Vous ne le voyez pas hurler, vous ? Est-on encore d’accord aujourd’hui pour valider sans la questionner la version imposée du tacle aux journalistes ? Pardon, mais je ne peux m’empêcher d’y entendre désormais tout le contraire. On a le droit d’avoir grandi, et de critiquer la critique. Moi je lui en veux à la critique, de ne pas faire son auto-critique et de continuer à laisser croire à ceux qui découvrent Nirvana en 2025 qu’ils ont tort de penser ce qu’ils pensent. C’est cela qui est odieux. Dans un subtil tour de prestidigitation, le magicien Cobain, dans son habit de spectacle, fournit à l’auditeur son inentendable vérité en même temps que le laisser-passer pour le déni. Car aurait-il pu, au détour d’une interview, évoquer son traumatisme quand son choix fut de dédier sa vie et son art à le hurler ? S’il s’avère que, dans son combat contre l’oppression des femmes par les hommes (en 1993, il fut le curateur d’un concert de charité soutenant les femmes bosniaques victimes de viols de guerre par les soldats serbes), Cobain ait voulu composer un hymne « anti-viol », il ne nous est pas interdit de nous questionner sur un deuxième sens, dissimulé, de la chanson. Après tout un objet peut bien avoir plus qu’une utilité. S’il avait à cœur de protéger les femmes, on peut légitimement se demander s’il a pu disposer de suffisamment de ressources pour se protéger lui-même.

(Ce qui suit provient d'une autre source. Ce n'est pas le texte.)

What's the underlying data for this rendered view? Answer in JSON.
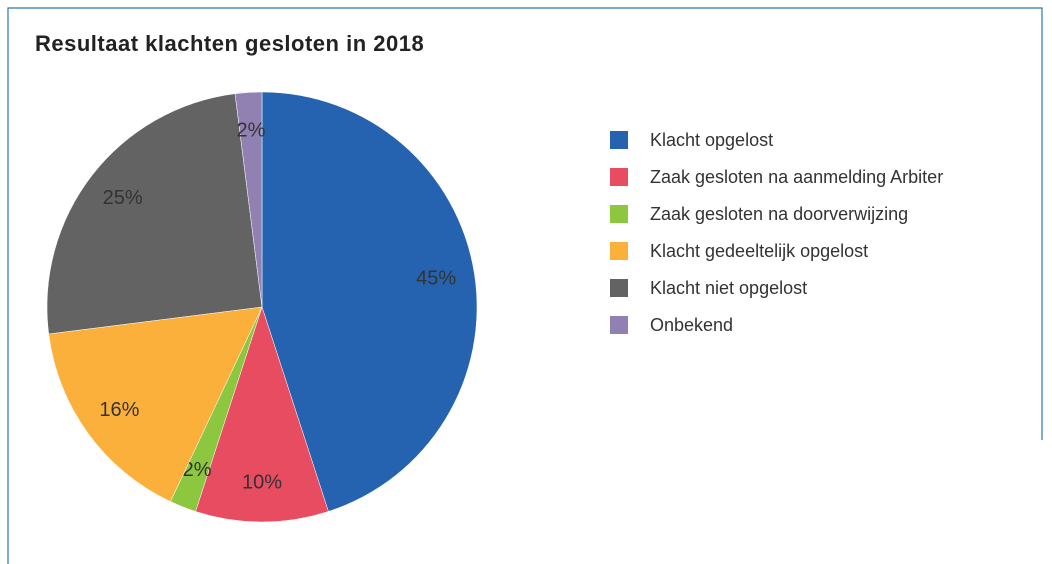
{
  "chart_data": {
    "type": "pie",
    "title": "Resultaat klachten gesloten in 2018",
    "categories": [
      "Klacht opgelost",
      "Zaak gesloten na aanmelding Arbiter",
      "Zaak gesloten na doorverwijzing",
      "Klacht gedeeltelijk opgelost",
      "Klacht niet opgelost",
      "Onbekend"
    ],
    "values": [
      45,
      10,
      2,
      16,
      25,
      2
    ],
    "value_labels": [
      "45%",
      "10%",
      "2%",
      "16%",
      "25%",
      "2%"
    ],
    "colors": [
      "#2563b0",
      "#e84c61",
      "#8dc63f",
      "#fbb03b",
      "#636363",
      "#9181b3"
    ],
    "legend": "right"
  }
}
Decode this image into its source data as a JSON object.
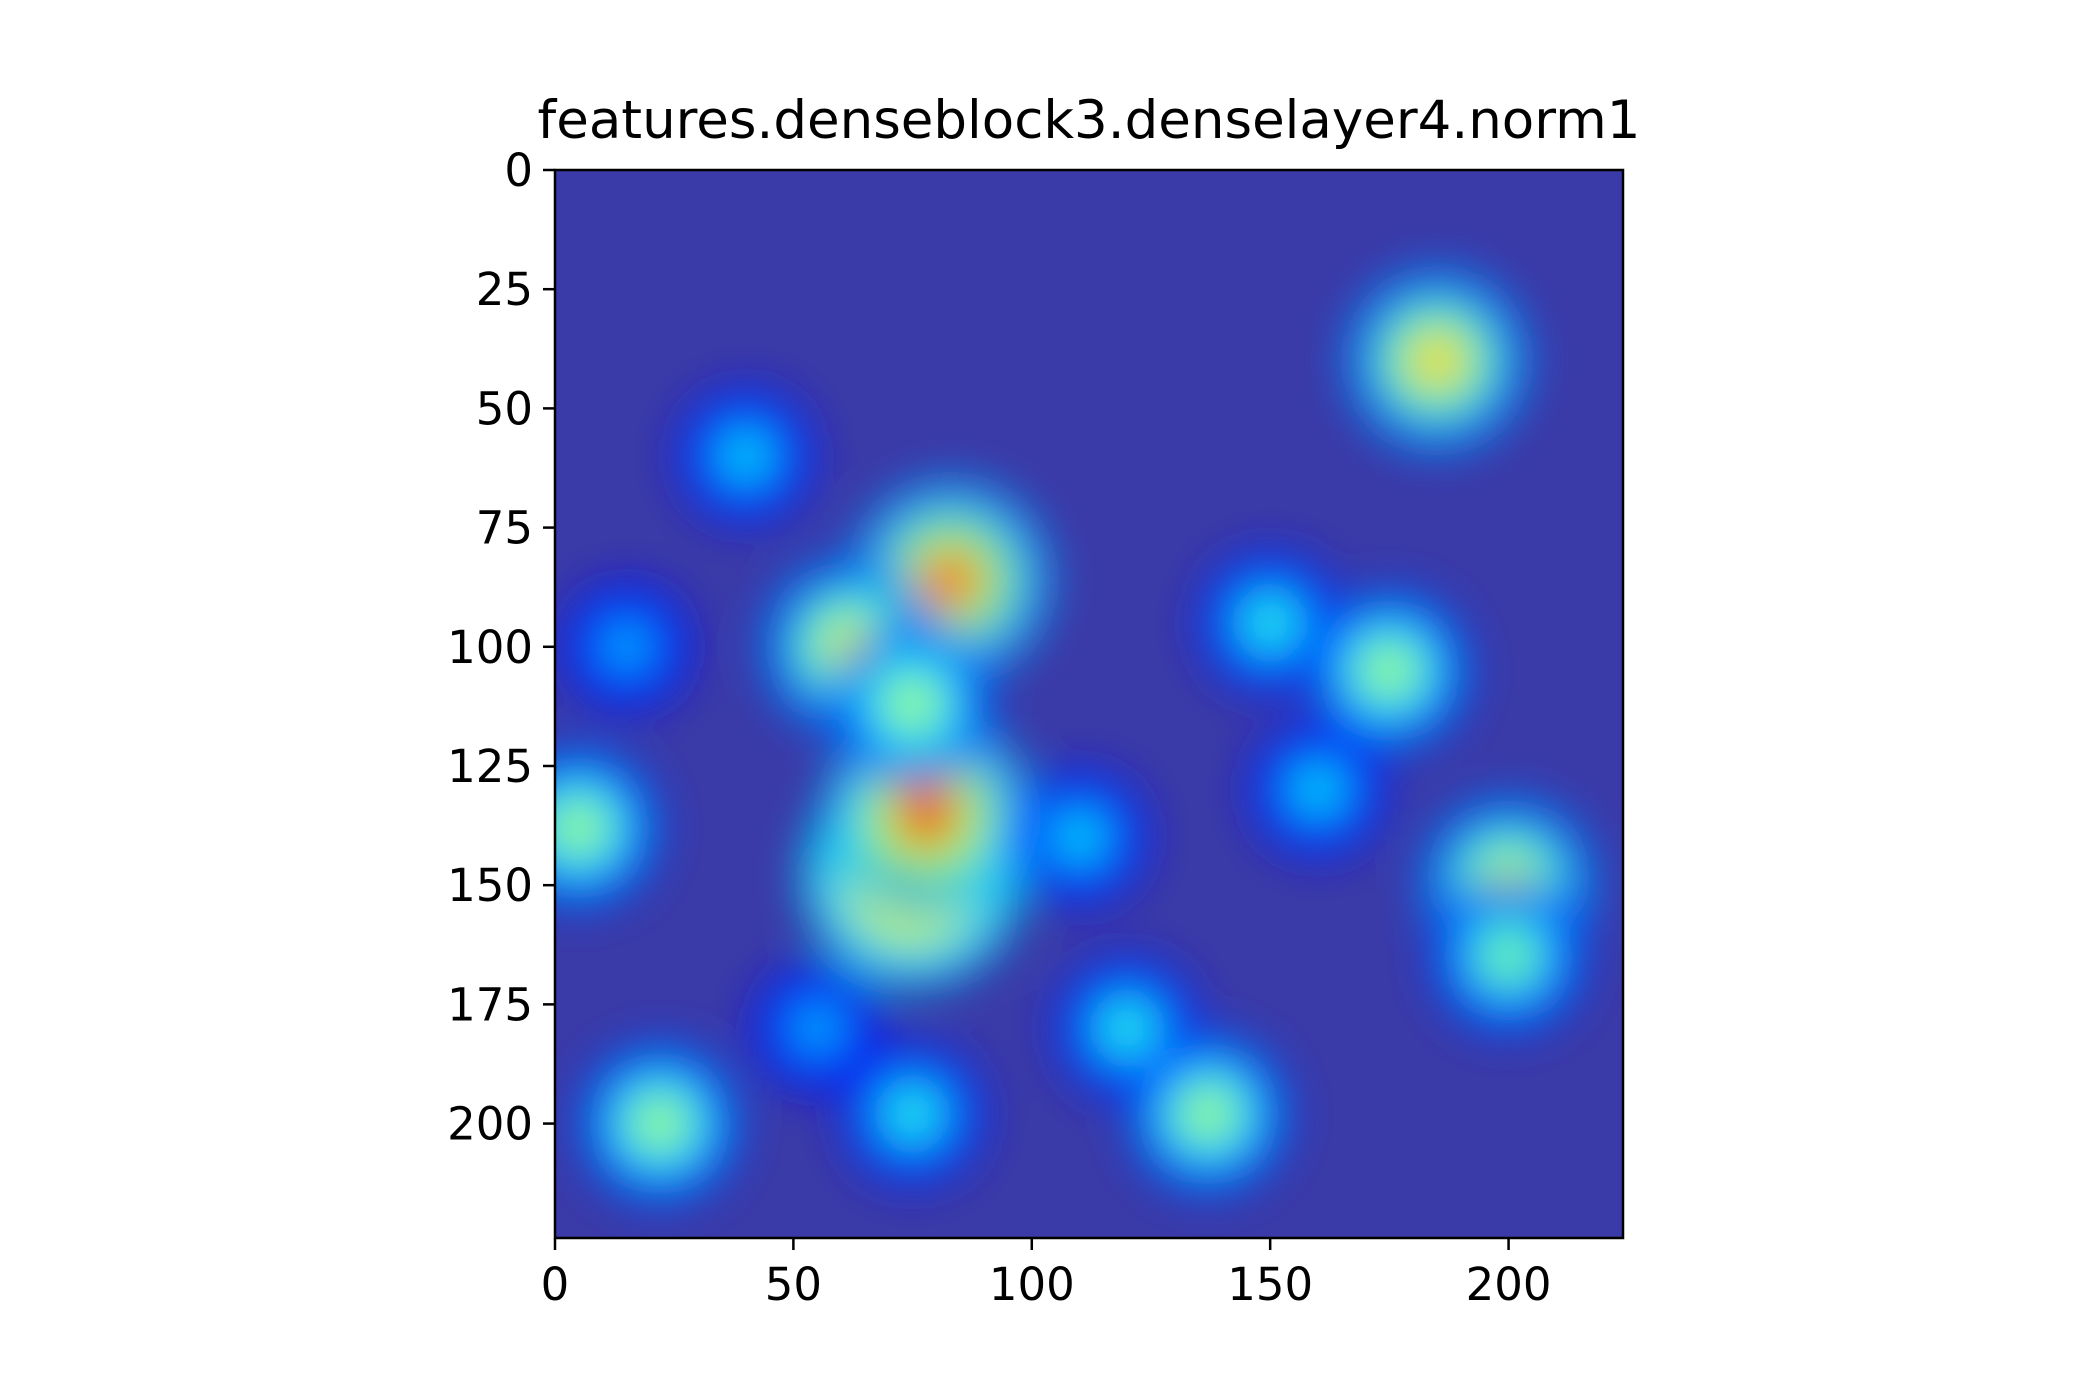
{
  "chart_data": {
    "type": "heatmap",
    "title": "features.denseblock3.denselayer4.norm1",
    "xlabel": "",
    "ylabel": "",
    "xlim": [
      0,
      224
    ],
    "ylim": [
      224,
      0
    ],
    "x_ticks": [
      0,
      50,
      100,
      150,
      200
    ],
    "y_ticks": [
      0,
      25,
      50,
      75,
      100,
      125,
      150,
      175,
      200
    ],
    "x_tick_labels": [
      "0",
      "50",
      "100",
      "150",
      "200"
    ],
    "y_tick_labels": [
      "0",
      "25",
      "50",
      "75",
      "100",
      "125",
      "150",
      "175",
      "200"
    ],
    "grid": false,
    "colormap": "jet",
    "background_color": "#3a3aa8",
    "hotspots": [
      {
        "x": 75,
        "y": 148,
        "intensity": 1.0
      },
      {
        "x": 78,
        "y": 135,
        "intensity": 0.9
      },
      {
        "x": 83,
        "y": 86,
        "intensity": 0.85
      },
      {
        "x": 62,
        "y": 100,
        "intensity": 0.7
      },
      {
        "x": 75,
        "y": 112,
        "intensity": 0.6
      },
      {
        "x": 185,
        "y": 40,
        "intensity": 0.75
      },
      {
        "x": 175,
        "y": 105,
        "intensity": 0.6
      },
      {
        "x": 200,
        "y": 150,
        "intensity": 0.7
      },
      {
        "x": 200,
        "y": 165,
        "intensity": 0.55
      },
      {
        "x": 5,
        "y": 138,
        "intensity": 0.6
      },
      {
        "x": 22,
        "y": 200,
        "intensity": 0.6
      },
      {
        "x": 137,
        "y": 198,
        "intensity": 0.6
      },
      {
        "x": 120,
        "y": 180,
        "intensity": 0.45
      },
      {
        "x": 110,
        "y": 140,
        "intensity": 0.4
      },
      {
        "x": 150,
        "y": 95,
        "intensity": 0.45
      },
      {
        "x": 160,
        "y": 130,
        "intensity": 0.4
      },
      {
        "x": 40,
        "y": 60,
        "intensity": 0.4
      },
      {
        "x": 15,
        "y": 100,
        "intensity": 0.35
      },
      {
        "x": 55,
        "y": 180,
        "intensity": 0.35
      },
      {
        "x": 75,
        "y": 198,
        "intensity": 0.45
      }
    ]
  }
}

Et puis, s’il est encore besoin de se convaincre de ce mouvement / contre-mouvement, on doit aller jeter une oreille attentive sur l’une des premières moutures du morceau (« Rape me - solo acoustic » éditée dans le coffret With the lights out, 2004) dans laquelle un petit 4-pistes capte et nous livre de nouvelles clés de compréhension. On peut lire ce nouveau flot de paroles, beaucoup plus percutantes  - est-ce envisageable ? - puis s’attarder sur les commentaires des plateformes de streaming - cohorte forcément parcellaire ne représentant pas l’auditorat dans sa totalité, mais renseignant tout de même sur la tendance des réactions.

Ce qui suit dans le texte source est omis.